Why is this important
The dollar exchange rate fell below 12,100 soums — the psychological mark — for the first time since the beginning of the year. The strengthening of the soum by 6.2% reduces import inflation, but hits exporters: their products are rising in dollars. Record gold prices ($3,800+) and remittances ($13.9 billion) continue to support the national currency. The euro plummeted by 71 soums — the largest daily decline in months.
What happened
- The dollar fell by 20.13 soums to 12,005.09 (-0.17%);
- Banks sell dollars for 12,025, buy for 12,000;
- The sum strengthened by 6.2% since the beginning of the year.
The euro’s 71 soum drop is the largest daily decline in months due to the strengthening of the dollar in global markets and the soum against the European currency.

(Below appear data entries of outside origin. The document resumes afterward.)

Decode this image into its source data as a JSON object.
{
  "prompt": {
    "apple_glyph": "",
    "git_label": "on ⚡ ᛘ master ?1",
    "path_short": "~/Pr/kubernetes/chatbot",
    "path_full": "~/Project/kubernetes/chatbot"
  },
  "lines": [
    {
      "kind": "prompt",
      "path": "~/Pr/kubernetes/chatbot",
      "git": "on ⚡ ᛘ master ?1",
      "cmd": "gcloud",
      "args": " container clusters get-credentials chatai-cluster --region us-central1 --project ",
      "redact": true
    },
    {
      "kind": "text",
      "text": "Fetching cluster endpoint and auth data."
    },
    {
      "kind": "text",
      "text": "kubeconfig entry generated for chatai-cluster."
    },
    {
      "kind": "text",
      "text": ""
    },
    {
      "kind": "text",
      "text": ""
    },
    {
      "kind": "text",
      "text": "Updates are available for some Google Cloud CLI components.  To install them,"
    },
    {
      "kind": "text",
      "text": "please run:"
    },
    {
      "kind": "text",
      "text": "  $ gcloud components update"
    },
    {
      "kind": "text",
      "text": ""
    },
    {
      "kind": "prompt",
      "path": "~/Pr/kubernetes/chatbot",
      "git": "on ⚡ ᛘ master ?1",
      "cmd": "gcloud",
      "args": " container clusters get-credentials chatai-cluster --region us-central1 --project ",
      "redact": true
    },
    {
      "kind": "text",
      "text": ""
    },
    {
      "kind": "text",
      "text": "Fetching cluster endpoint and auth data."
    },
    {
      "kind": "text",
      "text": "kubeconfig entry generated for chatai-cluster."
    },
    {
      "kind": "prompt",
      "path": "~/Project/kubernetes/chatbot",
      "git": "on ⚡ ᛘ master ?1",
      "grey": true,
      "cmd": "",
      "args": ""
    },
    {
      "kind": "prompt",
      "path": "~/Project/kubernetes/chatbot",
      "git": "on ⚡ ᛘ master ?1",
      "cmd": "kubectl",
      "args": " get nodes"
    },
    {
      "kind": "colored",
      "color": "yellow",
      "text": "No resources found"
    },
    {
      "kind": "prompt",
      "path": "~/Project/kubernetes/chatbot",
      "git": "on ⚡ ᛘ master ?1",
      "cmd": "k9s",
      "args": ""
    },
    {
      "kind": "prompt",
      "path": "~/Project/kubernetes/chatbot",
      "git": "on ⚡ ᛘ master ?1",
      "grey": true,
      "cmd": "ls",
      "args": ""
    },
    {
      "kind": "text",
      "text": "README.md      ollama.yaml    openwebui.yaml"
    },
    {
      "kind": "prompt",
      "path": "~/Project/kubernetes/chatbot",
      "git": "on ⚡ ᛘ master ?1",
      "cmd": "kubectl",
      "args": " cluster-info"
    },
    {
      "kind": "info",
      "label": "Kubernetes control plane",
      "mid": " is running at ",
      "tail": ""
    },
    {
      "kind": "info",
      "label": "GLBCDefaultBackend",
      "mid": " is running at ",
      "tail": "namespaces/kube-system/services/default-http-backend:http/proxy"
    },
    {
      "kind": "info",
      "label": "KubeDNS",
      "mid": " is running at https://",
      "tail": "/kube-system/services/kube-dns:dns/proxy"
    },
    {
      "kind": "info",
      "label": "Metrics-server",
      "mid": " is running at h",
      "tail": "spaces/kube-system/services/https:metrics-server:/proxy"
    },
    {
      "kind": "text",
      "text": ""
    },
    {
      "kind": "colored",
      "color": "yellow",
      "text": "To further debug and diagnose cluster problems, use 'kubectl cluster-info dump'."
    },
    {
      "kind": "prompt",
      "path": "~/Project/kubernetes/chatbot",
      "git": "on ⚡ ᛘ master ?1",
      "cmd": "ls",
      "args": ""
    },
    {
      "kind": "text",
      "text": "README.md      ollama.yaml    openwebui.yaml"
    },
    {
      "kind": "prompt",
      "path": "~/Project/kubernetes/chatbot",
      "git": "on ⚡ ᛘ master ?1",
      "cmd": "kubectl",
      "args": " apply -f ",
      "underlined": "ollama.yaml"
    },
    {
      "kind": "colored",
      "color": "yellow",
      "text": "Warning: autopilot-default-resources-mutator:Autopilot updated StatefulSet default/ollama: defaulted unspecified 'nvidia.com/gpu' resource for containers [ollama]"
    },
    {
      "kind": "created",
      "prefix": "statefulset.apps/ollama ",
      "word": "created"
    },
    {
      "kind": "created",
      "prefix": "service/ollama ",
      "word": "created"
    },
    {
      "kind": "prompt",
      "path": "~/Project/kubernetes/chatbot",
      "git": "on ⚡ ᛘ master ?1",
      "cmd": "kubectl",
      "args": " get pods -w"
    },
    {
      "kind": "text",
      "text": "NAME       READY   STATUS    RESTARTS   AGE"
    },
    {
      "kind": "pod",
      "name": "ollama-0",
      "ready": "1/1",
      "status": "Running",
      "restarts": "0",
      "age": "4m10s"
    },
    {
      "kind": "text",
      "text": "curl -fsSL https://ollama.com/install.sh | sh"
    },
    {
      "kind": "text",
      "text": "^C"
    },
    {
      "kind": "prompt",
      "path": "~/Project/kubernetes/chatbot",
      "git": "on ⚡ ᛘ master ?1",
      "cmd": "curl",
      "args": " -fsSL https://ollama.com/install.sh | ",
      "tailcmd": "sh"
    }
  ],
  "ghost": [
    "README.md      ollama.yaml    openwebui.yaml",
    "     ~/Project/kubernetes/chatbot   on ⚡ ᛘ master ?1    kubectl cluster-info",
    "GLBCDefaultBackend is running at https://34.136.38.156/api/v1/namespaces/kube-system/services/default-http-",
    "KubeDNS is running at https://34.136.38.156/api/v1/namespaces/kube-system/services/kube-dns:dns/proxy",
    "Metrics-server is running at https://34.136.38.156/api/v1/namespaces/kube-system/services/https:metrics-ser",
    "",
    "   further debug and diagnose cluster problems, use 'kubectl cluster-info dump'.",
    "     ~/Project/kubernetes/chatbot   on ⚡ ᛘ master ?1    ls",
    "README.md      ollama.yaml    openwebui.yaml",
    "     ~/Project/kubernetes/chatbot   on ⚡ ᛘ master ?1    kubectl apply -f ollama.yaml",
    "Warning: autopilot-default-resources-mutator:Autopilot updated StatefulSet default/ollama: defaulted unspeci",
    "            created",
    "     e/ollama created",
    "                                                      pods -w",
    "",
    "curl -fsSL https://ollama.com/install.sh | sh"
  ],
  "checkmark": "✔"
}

The Russian ruble decreased insignificantly by 0.80 soums, indicating the relative stability of the Russian currency.
Context
Exporters (textiles, fruits, vegetables) lose competitiveness — their products become more expensive in dollars. Importers benefit — equipment and raw materials become cheaper. For inflation, a strong soum reduces import inflation and helps the Central Bank achieve the 8% target.
If the trend continues, the dollar exchange rate may drop below 12,000 soums by the end of the year. However, the Central Bank can intervene to prevent the soum from strengthening too strongly, which will hit exporters hard.